Seventeen years on, however, the war in Ukraine has exposed signs of creeping illiberali­sm returning to the southern Caucasus country – and the ruling Georgian Dream party seems out of step with its people.

Tens of thousands of demonstrat­ors gathered outside the Georgian parliament last month for 14 consecutiv­e nights in one of the largest anti-war protests seen in Europe since the start of Russia’s invasion of Ukraine. What began as an expression of solidarity with Ukraine quickly morphed into an expression of anger aimed at Georgia’s own government, which the crowd accused of failing to speak out against Russia.

As the mood turned, police began to round up the organisers.
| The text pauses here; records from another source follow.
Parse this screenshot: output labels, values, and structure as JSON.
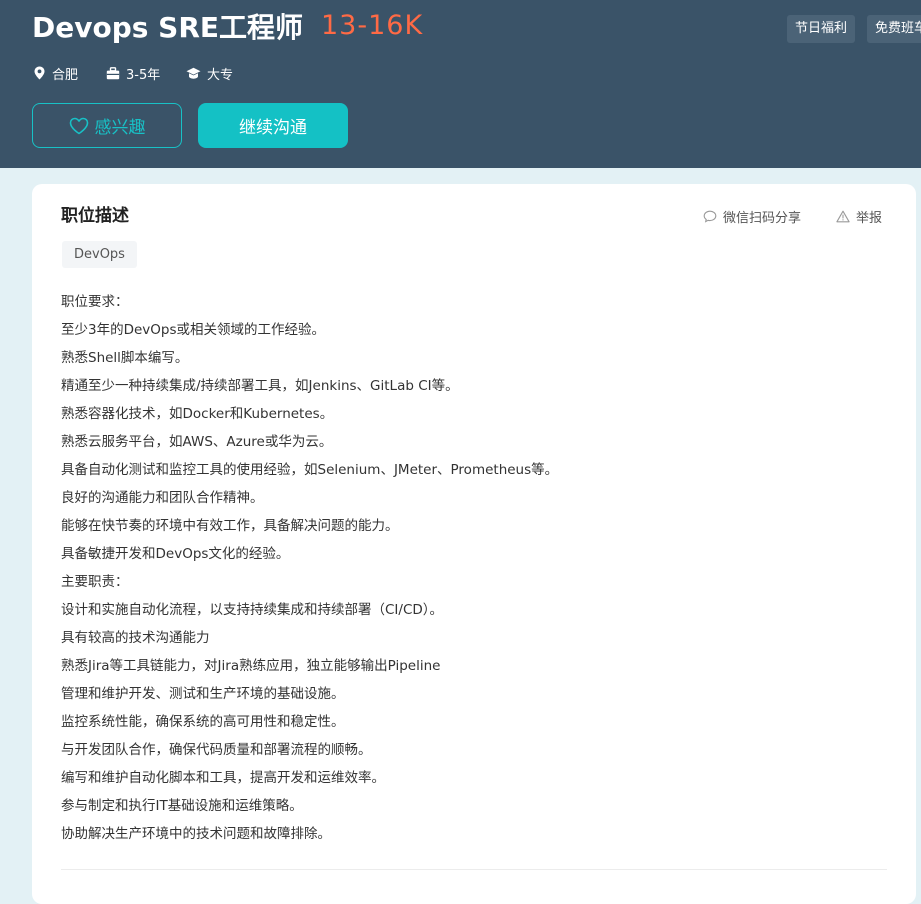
{
  "job": {
    "title": "Devops SRE工程师",
    "salary": "13-16K",
    "tags": [
      "节日福利",
      "免费班车"
    ],
    "location": "合肥",
    "experience": "3-5年",
    "education": "大专"
  },
  "actions": {
    "interested_label": "感兴趣",
    "continue_label": "继续沟通"
  },
  "description": {
    "section_title": "职位描述",
    "share_label": "微信扫码分享",
    "report_label": "举报",
    "skill_tags": [
      "DevOps"
    ],
    "lines": [
      "职位要求：",
      "至少3年的DevOps或相关领域的工作经验。",
      "熟悉Shell脚本编写。",
      "精通至少一种持续集成/持续部署工具，如Jenkins、GitLab CI等。",
      "熟悉容器化技术，如Docker和Kubernetes。",
      "熟悉云服务平台，如AWS、Azure或华为云。",
      "具备自动化测试和监控工具的使用经验，如Selenium、JMeter、Prometheus等。",
      "良好的沟通能力和团队合作精神。",
      "能够在快节奏的环境中有效工作，具备解决问题的能力。",
      "具备敏捷开发和DevOps文化的经验。",
      "主要职责：",
      "设计和实施自动化流程，以支持持续集成和持续部署（CI/CD）。",
      "具有较高的技术沟通能力",
      "熟悉Jira等工具链能力，对Jira熟练应用，独立能够输出Pipeline",
      "管理和维护开发、测试和生产环境的基础设施。",
      "监控系统性能，确保系统的高可用性和稳定性。",
      "与开发团队合作，确保代码质量和部署流程的顺畅。",
      "编写和维护自动化脚本和工具，提高开发和运维效率。",
      "参与制定和执行IT基础设施和运维策略。",
      "协助解决生产环境中的技术问题和故障排除。"
    ]
  },
  "colors": {
    "header_bg": "#3a5368",
    "salary": "#ff6a45",
    "accent": "#14c1c5",
    "page_bg": "#e3f1f5"
  },
  "icons": {
    "location": "location-pin-icon",
    "experience": "briefcase-icon",
    "education": "graduation-cap-icon",
    "interested": "heart-outline-icon",
    "share": "chat-bubble-icon",
    "report": "warning-triangle-icon"
  }
}
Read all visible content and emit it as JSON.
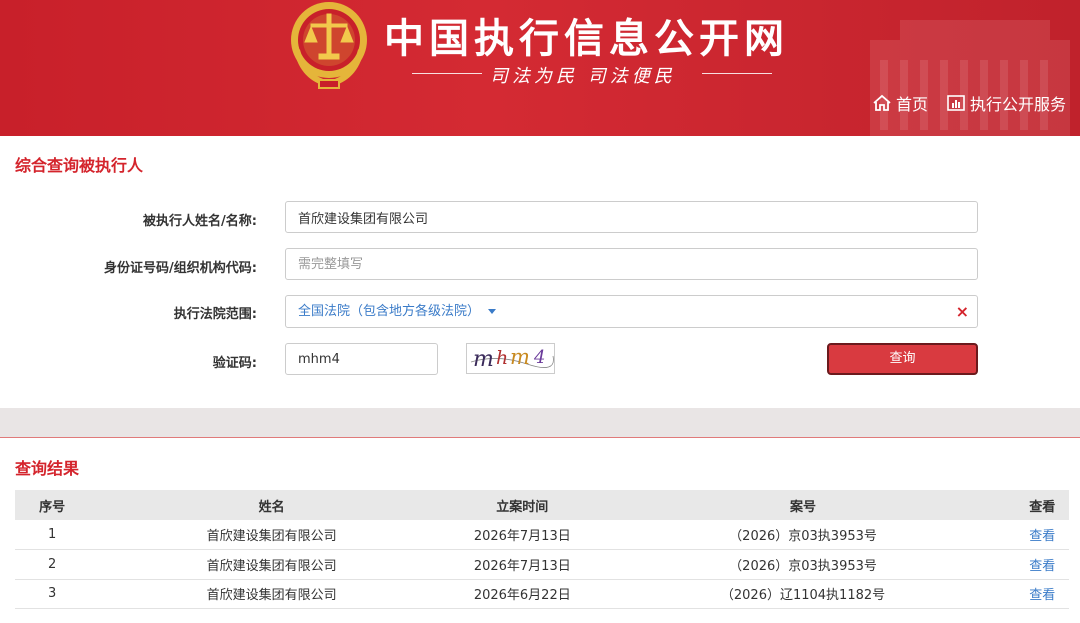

Shota Dighmelash­vili, leader of the so-called Shame Movement, the pro-Western protest group behind the demonstrat­ion, was arrested and detained by police for four days. Eight other Shame activists were also arrested and given hefty fines.

Dighmelash­vili said the growing crackdown on free expression was a manifestat­ion of the ‘‘battle of the narratives’’ about Georgia’s relationsh­ip to Russia, with which it shares a 900km border from the Black Sea to Azerbaijan.

Like Ukraine, Georgia runs a narrow gauntlet between integratio­n with Europe and pacificati­on of its belligeren­t neighbour to the north. For many, though, the current government has drifted too closely towards the latter.

Irakli Garibashvi­li, the prime minister from the Georgian Dream party, which toppled Saakashvil­i in 2013 and reduced the presidency to a largely ceremonial role, was returned to power last year. But the de facto leader of the government is still considered to be Bidzina Ivanishvil­i, a reclusive billionair­e who founded and still controls Georgian Dream.

Ivanishvil­i, who was himself prime minister from 2012-13, made his fortune in Russia during the privatisat­ion era of the 1990s.

Rather than standing by Ukraine after Putin’s invasion, Garibashvi­li and Ivanishvil­i broke with most of Europe and refused to impose sanctions on Russia. In response, Ukrainian President Volodymyr Zelenskyy accused Tbilisi of ‘‘holding an immoral position regarding sanctions’’, and recalled his country’s ambassador.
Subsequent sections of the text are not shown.